A novel set in the future when "firemen" burn books forbidden by a totalitarian regime. However, the firemen suddenly discovers that books are more than just paper to be burned.

Hawthorne, Nathaniel
The scarlet letter

Having been found guilty of adultery, Hester Prynne is forced to wear an embroidered scarlet letter "A" as a punishment for her sin. While her vengeful husband embarks on a quest to discover the identity of her lover, she is left to face the consequences of her actions and cope with the hostility in 17th century Puritan Boston.

Verne, Jules
Journey to the centre of the earth

Professor Lidenbrock and his nephew Axel travel across Iceland, and then down through an extinct crater towards a sunless sea where they enter a living past and are confronted with the origins of man.

Orwell, George
Animal farm

In this satire of the Russian Revolution, Mr. Jones's Manor Farm is transformed into Animal Farm, a democratic society proclaiming All Animals Are Created Equal. After totalitarian rule is re-established, the reality becomes But Some Animals Are More Equal Than Others.

Wyndham, John
The chrysalids

The Chyrsalids is set in the future after a devastating global nuclear war.

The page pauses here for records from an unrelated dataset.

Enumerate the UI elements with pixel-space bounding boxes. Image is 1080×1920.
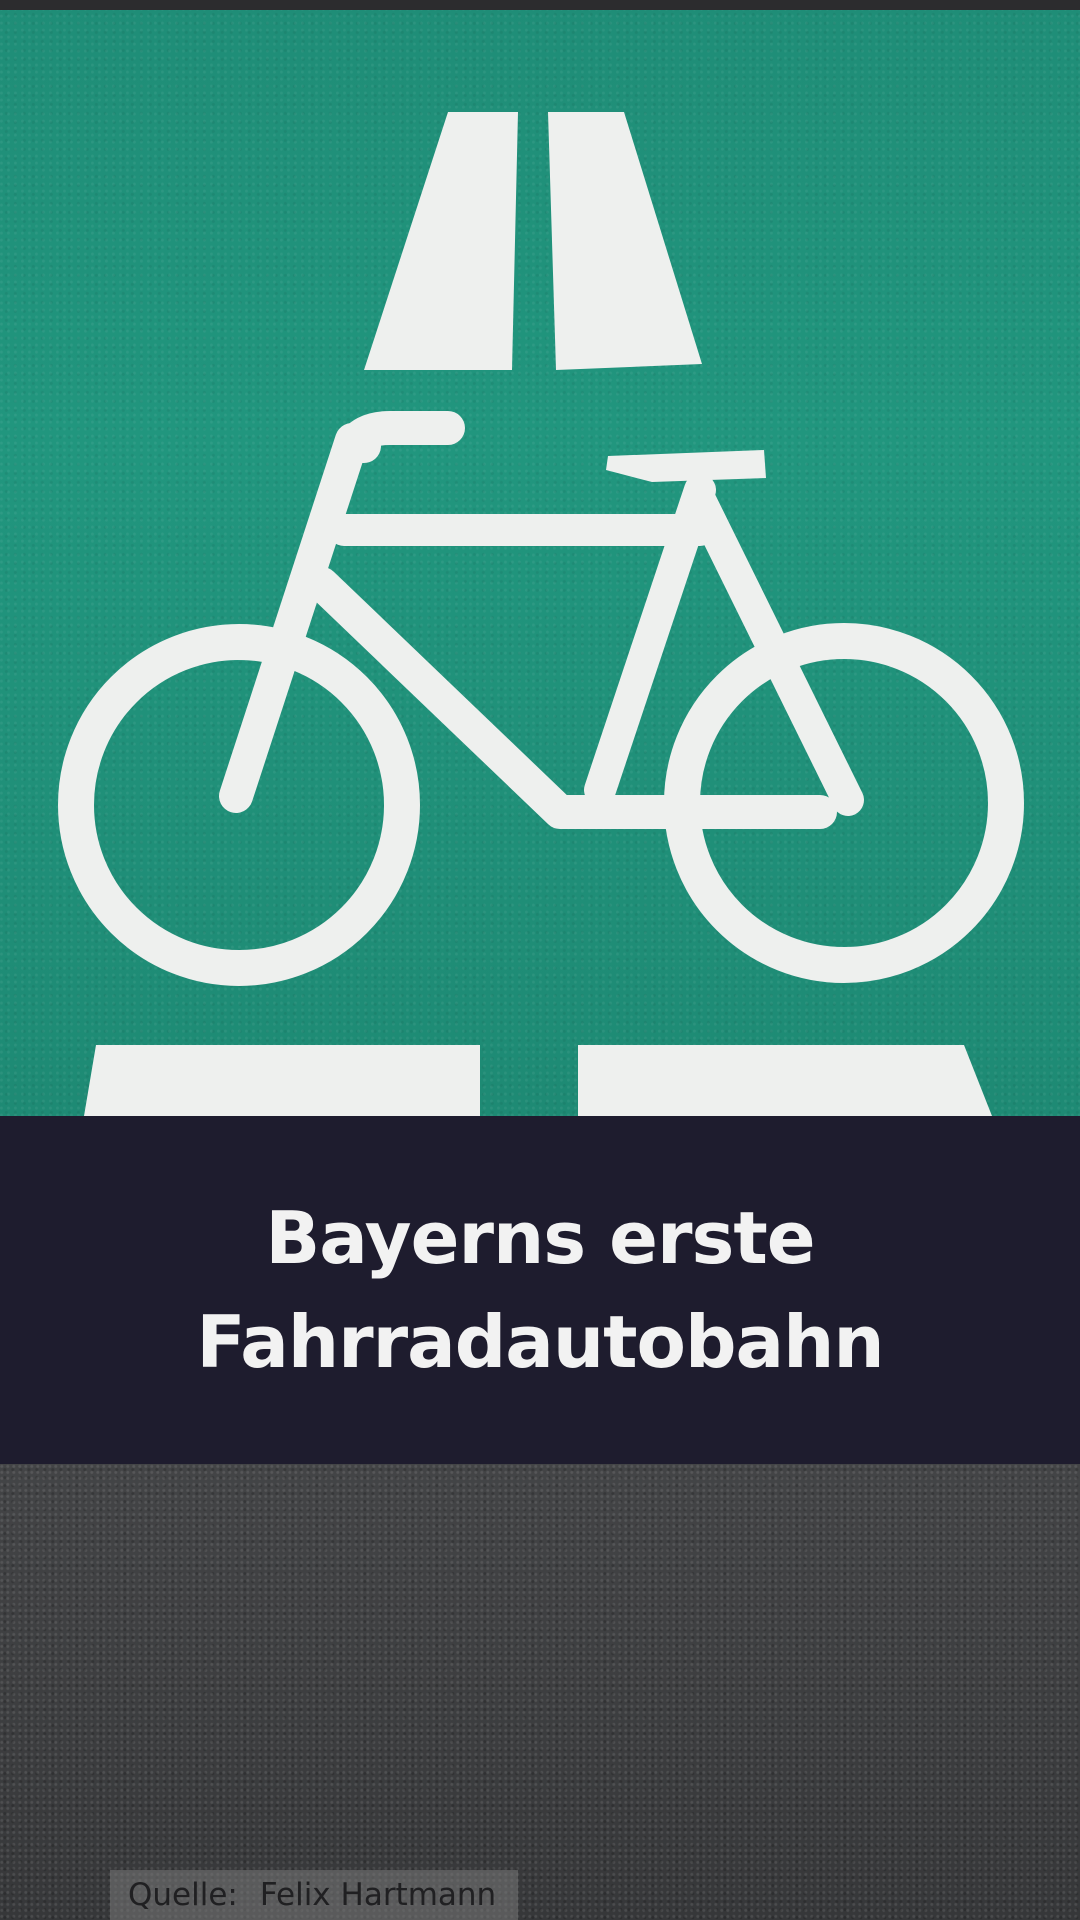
headline-line-2: Fahrradautobahn — [196, 1300, 884, 1384]
story-card: Bayerns erste Fahrradautobahn Quelle: Fe… — [0, 0, 1080, 1920]
bike-highway-marking — [58, 112, 1024, 1116]
credit-author: Felix Hartmann — [259, 1877, 497, 1913]
credit-label: Quelle: — [128, 1877, 238, 1913]
bicycle-pictogram-icon — [58, 411, 1024, 986]
headline-title: Bayerns erste Fahrradautobahn — [90, 1186, 990, 1394]
headline-banner: Bayerns erste Fahrradautobahn — [0, 1116, 1080, 1464]
road-lane-markings-icon — [364, 112, 702, 370]
bicycle-saddle — [606, 450, 766, 482]
asphalt-surface — [0, 1464, 1080, 1920]
lane-blocks — [84, 1045, 992, 1116]
headline-line-1: Bayerns erste — [265, 1196, 815, 1280]
photo-credit: Quelle: Felix Hartmann — [110, 1870, 519, 1920]
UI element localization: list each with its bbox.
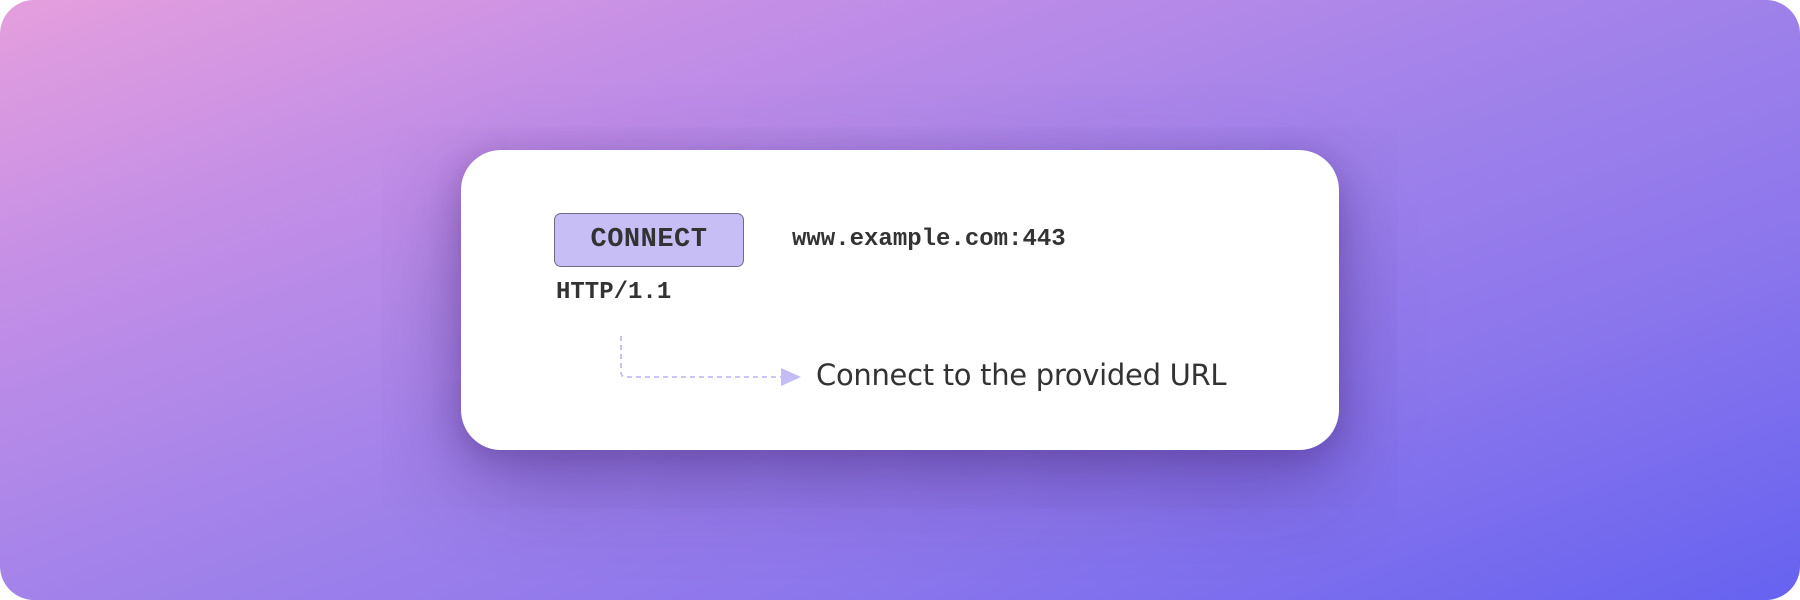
background-canvas: CONNECT www.example.com:443 HTTP/1.1 Con… <box>0 0 1800 600</box>
connector-dashed-line <box>620 336 783 378</box>
annotation-text: Connect to the provided URL <box>816 358 1227 392</box>
request-line-card: CONNECT www.example.com:443 HTTP/1.1 Con… <box>461 150 1339 450</box>
annotation-connector <box>620 336 801 386</box>
connector-arrowhead-icon <box>781 368 801 386</box>
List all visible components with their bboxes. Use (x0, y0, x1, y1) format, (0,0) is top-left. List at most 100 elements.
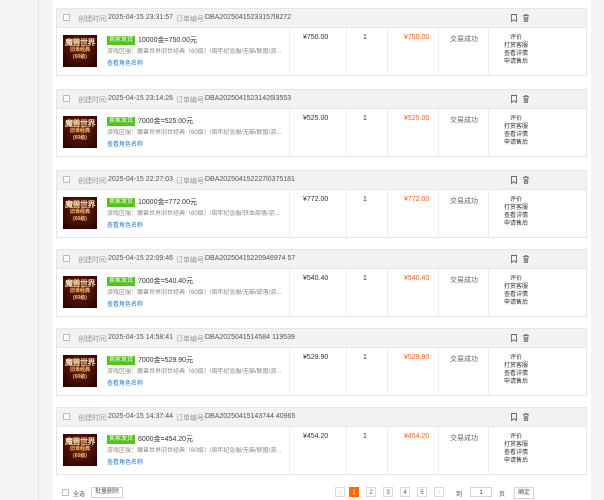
created-time-value: 2025-04-15 22:27:03 (108, 176, 173, 183)
trash-icon[interactable] (521, 333, 531, 343)
after-sales-action[interactable]: 申请售后 (496, 457, 536, 465)
bookmark-icon[interactable] (509, 175, 519, 185)
order-checkbox[interactable] (63, 334, 70, 341)
divider (438, 348, 439, 396)
divider (488, 190, 489, 238)
created-time-value: 2025-04-15 14:37:44 (108, 413, 173, 420)
product-title[interactable]: 7000金=525.00元 (138, 117, 193, 126)
view-details-action[interactable]: 查看详情 (496, 212, 536, 220)
order-body: 魔兽世界 旧世经典 (60级) 卖家发货 10000金=750.00元 游戏区服… (57, 28, 586, 76)
view-character-link[interactable]: 查看角色名称 (107, 301, 143, 309)
page-button-4[interactable]: 4 (400, 487, 410, 497)
order-number-value: DBA2025041514584 119539 (205, 334, 295, 341)
after-sales-action[interactable]: 申请售后 (496, 378, 536, 386)
page-button-5[interactable]: 5 (417, 487, 427, 497)
order-header: 创建时间: 2025-04-15 23:31:57 订单编号: DBA20250… (57, 9, 586, 28)
divider (438, 427, 439, 475)
order-checkbox[interactable] (63, 14, 70, 21)
quantity: 1 (363, 34, 367, 41)
view-details-action[interactable]: 查看详情 (496, 131, 536, 139)
divider (289, 269, 290, 317)
product-title[interactable]: 6000金=454.20元 (138, 435, 193, 444)
paid-amount: ¥529.90 (404, 354, 430, 361)
review-action[interactable]: 评价 (496, 115, 536, 123)
batch-delete-button[interactable]: 批量删除 (91, 487, 124, 498)
order-checkbox[interactable] (63, 255, 70, 262)
tip-support-action[interactable]: 打赏客服 (496, 362, 536, 370)
order-checkbox[interactable] (63, 413, 70, 420)
tip-support-action[interactable]: 打赏客服 (496, 283, 536, 291)
review-action[interactable]: 评价 (496, 433, 536, 441)
product-thumbnail[interactable]: 魔兽世界 旧世经典 (60级) (63, 197, 97, 229)
after-sales-action[interactable]: 申请售后 (496, 139, 536, 147)
thumb-title: 魔兽世界 (65, 38, 96, 47)
view-character-link[interactable]: 查看角色名称 (107, 60, 143, 68)
thumb-level: (60级) (73, 216, 87, 222)
unit-price: ¥540.40 (303, 275, 329, 282)
product-title[interactable]: 10000金=750.00元 (138, 36, 197, 45)
view-character-link[interactable]: 查看角色名称 (107, 141, 143, 149)
review-action[interactable]: 评价 (496, 196, 536, 204)
review-action[interactable]: 评价 (496, 275, 536, 283)
view-details-action[interactable]: 查看详情 (496, 449, 536, 457)
product-thumbnail[interactable]: 魔兽世界 旧世经典 (60级) (63, 434, 97, 466)
select-all-checkbox[interactable] (62, 489, 69, 496)
product-title[interactable]: 10000金=772.00元 (138, 198, 197, 207)
view-character-link[interactable]: 查看角色名称 (107, 459, 143, 467)
bookmark-icon[interactable] (509, 412, 519, 422)
trash-icon[interactable] (521, 13, 531, 23)
created-time-label: 创建时间: (78, 257, 108, 264)
thumb-subtitle: 旧世经典 (69, 209, 90, 215)
trash-icon[interactable] (521, 94, 531, 104)
tip-support-action[interactable]: 打赏客服 (496, 204, 536, 212)
prev-page-button[interactable]: ‹ (335, 487, 345, 497)
review-action[interactable]: 评价 (496, 34, 536, 42)
unit-price: ¥772.00 (303, 196, 329, 203)
next-page-button[interactable]: › (434, 487, 444, 497)
confirm-goto-button[interactable]: 确定 (514, 487, 535, 499)
view-details-action[interactable]: 查看详情 (496, 291, 536, 299)
product-title[interactable]: 7000金=540.40元 (138, 277, 193, 286)
thumb-title: 魔兽世界 (65, 437, 96, 446)
select-all-label[interactable]: 全选 (73, 489, 85, 498)
seller-ship-badge: 卖家发货 (107, 198, 136, 207)
after-sales-action[interactable]: 申请售后 (496, 220, 536, 228)
divider (387, 269, 388, 317)
view-character-link[interactable]: 查看角色名称 (107, 380, 143, 388)
page-button-2[interactable]: 2 (366, 487, 376, 497)
page-button-1[interactable]: 1 (349, 487, 359, 497)
bookmark-icon[interactable] (509, 94, 519, 104)
trade-status: 交易成功 (450, 277, 478, 284)
view-details-action[interactable]: 查看详情 (496, 50, 536, 58)
order-checkbox[interactable] (63, 95, 70, 102)
view-character-link[interactable]: 查看角色名称 (107, 222, 143, 230)
goto-page-input[interactable]: 1 (470, 487, 492, 497)
page-button-3[interactable]: 3 (383, 487, 393, 497)
paid-amount: ¥454.20 (404, 433, 430, 440)
order-checkbox[interactable] (63, 176, 70, 183)
thumb-level: (60级) (73, 54, 87, 60)
quantity: 1 (363, 115, 367, 122)
bookmark-icon[interactable] (509, 13, 519, 23)
bookmark-icon[interactable] (509, 333, 519, 343)
product-thumbnail[interactable]: 魔兽世界 旧世经典 (60级) (63, 35, 97, 67)
view-details-action[interactable]: 查看详情 (496, 370, 536, 378)
after-sales-action[interactable]: 申请售后 (496, 58, 536, 66)
review-action[interactable]: 评价 (496, 354, 536, 362)
bookmark-icon[interactable] (509, 254, 519, 264)
thumb-title: 魔兽世界 (65, 358, 96, 367)
trash-icon[interactable] (521, 175, 531, 185)
tip-support-action[interactable]: 打赏客服 (496, 441, 536, 449)
trash-icon[interactable] (521, 412, 531, 422)
order-number-label: 订单编号: (176, 336, 206, 343)
product-thumbnail[interactable]: 魔兽世界 旧世经典 (60级) (63, 276, 97, 308)
tip-support-action[interactable]: 打赏客服 (496, 123, 536, 131)
product-thumbnail[interactable]: 魔兽世界 旧世经典 (60级) (63, 355, 97, 387)
tip-support-action[interactable]: 打赏客服 (496, 42, 536, 50)
created-time-value: 2025-04-15 23:31:57 (108, 14, 173, 21)
after-sales-action[interactable]: 申请售后 (496, 299, 536, 307)
divider (387, 28, 388, 76)
product-thumbnail[interactable]: 魔兽世界 旧世经典 (60级) (63, 116, 97, 148)
product-title[interactable]: 7000金=529.90元 (138, 356, 193, 365)
trash-icon[interactable] (521, 254, 531, 264)
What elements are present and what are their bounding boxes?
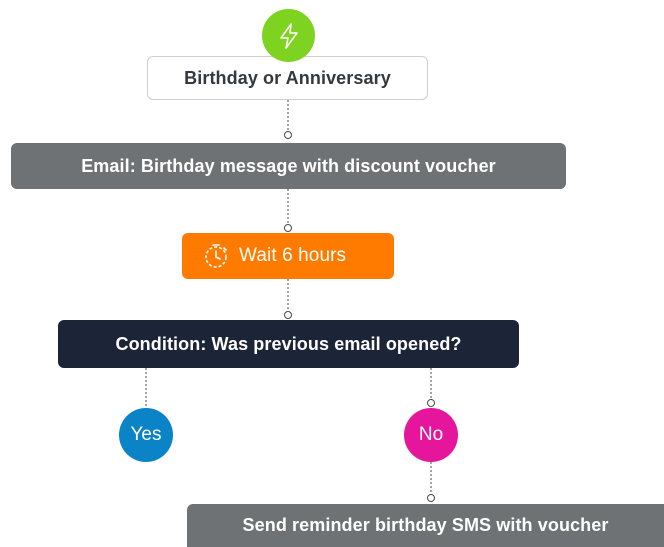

David, the young hero of the novel, lives in a tight-knit community of religious and genetic fundamentalists, always on the alert for any deviation from the norm of God's creation. Anything abnormal, plants, animals or humans must be destroyed. Unless they can escape to the Fringes. When David discovers that he too is not ordinary, he must make some difficult choices.

Bronte, Charlotte
Jane Eyre

Orphaned into the household of her Aunt Reed at Gateshead and subject to the cruel regime at Lowood charity school, Jane Eyre nonetheless emerges unbroken in spirit and integrity. She takes up the post of governess at Thornfield Hall, falls in love with Mr. Rochester, and discovers the impediment to their lawful marriage.

Steinbeck, John
Of mice and men

The tragic story of the friendship between two migrant workers, George and Lenny who is intellectually disabled, and their dream of owning a farm.

Card, Orson Scott.
Ender's game

Andrew "Ender" Wiggin thinks he is playing computer simulated war games at the Battle School; he is, in fact, engaged in something far more desperate. Ender is the most talented result of Earth's desperate quest to create the military genius that the planet needs in its all-out war with an alien enemy. Is Ender the general Earth needs?

Twain, Mark
The adventures of Huckleberry Finn

Huckleberry Finn, Tom Sawyer's best friend, escapes down the Mississippi on a raft with the runaway slave, Jim.